Textile design graduate, Camille Walala, has come a long way since founding her eponymous studio and brand in East London, 2009. From textile-based work to art direction, the scale has been escalating for the French artist and designer, her work—a riot of colour and geometric form inspired by the Memphis movement; the Ndebele tribe; and op-art icon Victor Vasarely—finding its way onto pedestrian crossings, interiors, and towering walls. With clients from Nike to Nintendo, her latest work is a gesamtkunstwerk that brings signature vibrancy to a significant new hotel project in Mauritius.

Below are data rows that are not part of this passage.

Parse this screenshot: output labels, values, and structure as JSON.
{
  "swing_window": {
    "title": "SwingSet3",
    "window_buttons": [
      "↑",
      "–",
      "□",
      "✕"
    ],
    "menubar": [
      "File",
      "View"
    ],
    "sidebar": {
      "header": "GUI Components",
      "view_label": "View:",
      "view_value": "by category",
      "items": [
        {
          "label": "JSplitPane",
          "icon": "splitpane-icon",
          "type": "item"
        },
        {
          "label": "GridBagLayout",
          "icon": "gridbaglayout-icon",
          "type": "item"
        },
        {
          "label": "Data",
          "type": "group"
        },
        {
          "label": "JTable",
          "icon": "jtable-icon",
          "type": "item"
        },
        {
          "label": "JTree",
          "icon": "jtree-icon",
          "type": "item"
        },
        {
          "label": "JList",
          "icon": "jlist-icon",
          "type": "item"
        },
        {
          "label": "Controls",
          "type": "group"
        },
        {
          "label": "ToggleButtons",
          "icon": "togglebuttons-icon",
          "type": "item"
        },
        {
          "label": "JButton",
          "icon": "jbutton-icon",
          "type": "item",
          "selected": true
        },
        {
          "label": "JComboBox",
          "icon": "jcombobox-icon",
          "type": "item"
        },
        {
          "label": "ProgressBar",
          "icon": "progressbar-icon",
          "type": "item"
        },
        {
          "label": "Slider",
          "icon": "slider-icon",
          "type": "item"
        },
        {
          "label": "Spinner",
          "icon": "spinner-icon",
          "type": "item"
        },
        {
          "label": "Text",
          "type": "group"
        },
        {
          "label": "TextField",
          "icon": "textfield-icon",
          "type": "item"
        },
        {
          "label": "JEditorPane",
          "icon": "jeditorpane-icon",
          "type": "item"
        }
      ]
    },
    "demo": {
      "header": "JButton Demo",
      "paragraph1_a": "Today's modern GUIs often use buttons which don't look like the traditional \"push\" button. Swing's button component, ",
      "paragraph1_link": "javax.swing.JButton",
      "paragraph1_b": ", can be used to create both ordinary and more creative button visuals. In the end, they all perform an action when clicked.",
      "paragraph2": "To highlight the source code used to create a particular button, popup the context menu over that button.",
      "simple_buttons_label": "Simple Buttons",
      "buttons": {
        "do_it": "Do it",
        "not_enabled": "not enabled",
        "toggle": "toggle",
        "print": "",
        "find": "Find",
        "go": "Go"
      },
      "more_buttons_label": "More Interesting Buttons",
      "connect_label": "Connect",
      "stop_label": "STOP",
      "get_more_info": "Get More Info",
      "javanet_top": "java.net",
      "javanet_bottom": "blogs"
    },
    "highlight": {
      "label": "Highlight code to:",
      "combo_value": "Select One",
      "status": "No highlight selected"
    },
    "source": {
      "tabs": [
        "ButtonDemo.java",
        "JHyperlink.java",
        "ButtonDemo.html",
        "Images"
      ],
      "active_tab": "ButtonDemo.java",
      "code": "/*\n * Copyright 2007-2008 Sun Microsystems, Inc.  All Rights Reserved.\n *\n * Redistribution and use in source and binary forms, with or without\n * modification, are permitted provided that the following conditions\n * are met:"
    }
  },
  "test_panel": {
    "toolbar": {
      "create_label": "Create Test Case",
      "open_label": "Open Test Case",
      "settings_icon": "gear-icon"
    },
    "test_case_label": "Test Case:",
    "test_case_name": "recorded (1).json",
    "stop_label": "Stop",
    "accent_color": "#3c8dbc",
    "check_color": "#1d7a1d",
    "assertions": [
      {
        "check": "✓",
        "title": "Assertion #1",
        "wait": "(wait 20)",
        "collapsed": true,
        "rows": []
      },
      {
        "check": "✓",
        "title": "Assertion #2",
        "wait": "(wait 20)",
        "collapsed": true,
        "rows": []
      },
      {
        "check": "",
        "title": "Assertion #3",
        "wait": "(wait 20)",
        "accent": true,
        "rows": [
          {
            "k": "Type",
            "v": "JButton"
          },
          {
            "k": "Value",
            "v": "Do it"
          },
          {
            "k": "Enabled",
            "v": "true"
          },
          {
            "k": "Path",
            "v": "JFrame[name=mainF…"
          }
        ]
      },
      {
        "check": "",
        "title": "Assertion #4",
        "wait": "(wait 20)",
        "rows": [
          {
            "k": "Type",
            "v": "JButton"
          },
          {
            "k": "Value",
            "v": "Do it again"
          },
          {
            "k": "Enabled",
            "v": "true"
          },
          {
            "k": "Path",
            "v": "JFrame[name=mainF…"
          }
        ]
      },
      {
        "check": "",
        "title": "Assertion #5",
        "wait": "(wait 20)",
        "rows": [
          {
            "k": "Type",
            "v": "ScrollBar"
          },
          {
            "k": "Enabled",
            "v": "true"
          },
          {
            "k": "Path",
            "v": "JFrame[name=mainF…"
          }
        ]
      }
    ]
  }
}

“I was blown away with how many vibrant and bold colours you find around the island,” explains Walala, who—alongside collaborator Julia Jomaa—sought inspiration from Mauritius itself. “People paint their houses in the most amazing tones that really stand out against the lush tropical setting. From the emerald green of the plants to the ever-changing colours of the sky, I wanted to marry these warm natural tones to my signature pop colours.”
The result of this island-wide recce is an immersive interiors project for SALT of Palmar, the first in a new brand of hotels that holds sustainability and local community close to its heart. Occupying a riad-esque property originally created in 2005 by renowned Mauritian architect Maurice Giraud, Walala has worked closely with Mauritian architect John-François Adams to realise her vision for SALT’s 59 rooms and expansive public areas; her pulsating mood boards translated into resonant reality. Tapping into Adams’s local knowledge, the team have also collaborated extensively with Mauritian artisans and craftspeople on bespoke pieces for a hotel project that goes in hard against convention.
“What was different for me this time is the sheer quantity of things to take into consideration when designing,” the London-based designer continues, “not only do colours and pattern have to complement each other, but fabrics, textures, surfaces, light, functionality and moods are also critically important to consider. In addition, Mauritius is a remote country, and although the selection of products and materials is wide, I had to think of many alternatives to things that I would have loved to use in the styling and build. Because SALT is by the sea and under a strong sun, we had to work with materials which could not be damaged by wind, heat, water or light. However, I did grow to enjoy the challenge of finding alternatives in the local area—that, after all, is what the SALT philosophy is all about.”
An all-consuming project that grips you as soon as you walk through its doors, SALT have confirmed their status as game-changers with Walala’s singular appeal; her show-stopping motifs expressing the island’s character in a hotel that looks—and acts—quite unlike any other.